Vol. 16 •Issue 17 • Page 29
Length of stay in programs declines after passage of BBA in 1997
The median length of stay for Medicare patients in home health care programs dropped sharply after passage of the 1997 federal Balanced Budget Act (BBA), particularly among people receiving care from for-profit agencies, researchers report (Journal of the American Medical Association, June 4, 2003).
“We don’t know what effect the shortened length of stay had on quality of care or patient outcomes,” said lead author Rachel Murkofsky, MD, MPH, a staff physician in the Gerontology Division at Beth Israel Deaconess Medical Center, in Boston, Mass., and an instructor of medicine at Harvard Medical School.
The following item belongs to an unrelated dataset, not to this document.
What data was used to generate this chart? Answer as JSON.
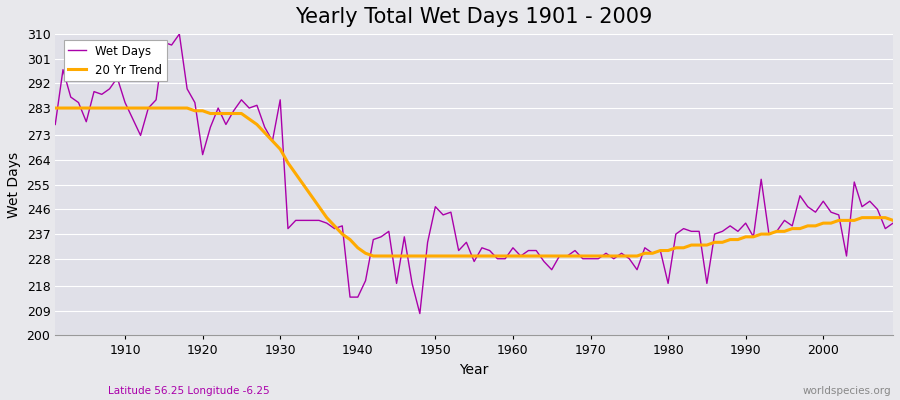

The researchers urged more study on the effect of shortened length of stay on quality of care and patient outcomes.
Medicare beneficiaries are eligible for home health care if they are homebound, are under a physician’s care, and require medically necessary part-time or intermittent skilled nursing or therapy services. Prior to BBA, home care reimbursements were made primarily on a fee-for-service basis. With mounting concerns about potential fraud and abuse, Congress mandated a new home health payment system in 1997 to control Medicare spending on what was, prior to passage of the act, the fastest growing segment of the health care industry.
Using data provided by the National Home and Hospice Care Surveys from 1996 and 1998—and focusing on patients with diagnoses associated with chronic home health care needs such as congestive heart failure, chronic obstructive pulmonary disease, diabetes and cancer—researchers compared length of stay in home care for Medicare beneficiaries before and after the 1997 BBA.
Most patients receiving home care were over 65. Some needed support with one or more activities of daily living (ADLs), such as bathing, dressing or eating. Others needed help with instrumental activities of daily living (IADLs) such as shopping, preparing meals, or managing money. After passage of the act, patients in home care were less likely to be younger than 65 and more likely to need help with ADLs.
Before the act, median length of stay in home care ranged from 46 days in non-profit agencies to 111 days in the for-profit sector. After passage, the reimbursement change trimmed the median stay to 36 days in non-profit agencies and 55 days in the for-profit sector, 22 percent and 51 percent reductions, respectively.
“Some of the shortened length of stay was probably appropriate, given evidence of fraud and abuse in the system,” Murkofsky noted.
Some of the decrease of Medicare home care patients with disabilities may have been the result of enforcement of eligibility criteria for home care services that took place during that time, she added. “However, in addition to eliminating unnecessary services in home care, the Balanced Budget Act may have reduced access to necessary services, resulting in unintended adverse consequences for beneficiaries.”
The researchers urged additional research into the status of patients after their discharge from home health care.
“While patients who are discharged from the hospital have the safety net of home health care and skilled nursing facilities, patients who are discharged from home health care have no comparable protection,” Murkofsky said. “We were unable to determine quality of care or appropriateness of care with our study. Given the large number of Medicare beneficiaries who use home health care and the aging of the population, future studies are needed to assess the effect of shortened length of stay on quality of care and patient outcomes.”
Co-authors of the study were Russell Phillips, MD; Ellen McCarthy, PhD, MPH; Roger Davis, ScD; and Mary Beth Hamel, MD, MPH, all of the Division of General Medicine and Primary Care at Beth Israel.
Funding was provided in part by the National Institute of Aging, the Harvard/Hartford Center of Excellence Advanced Research Fellowship, and the Paul Beeson Physician Faculty Scholars in Aging program.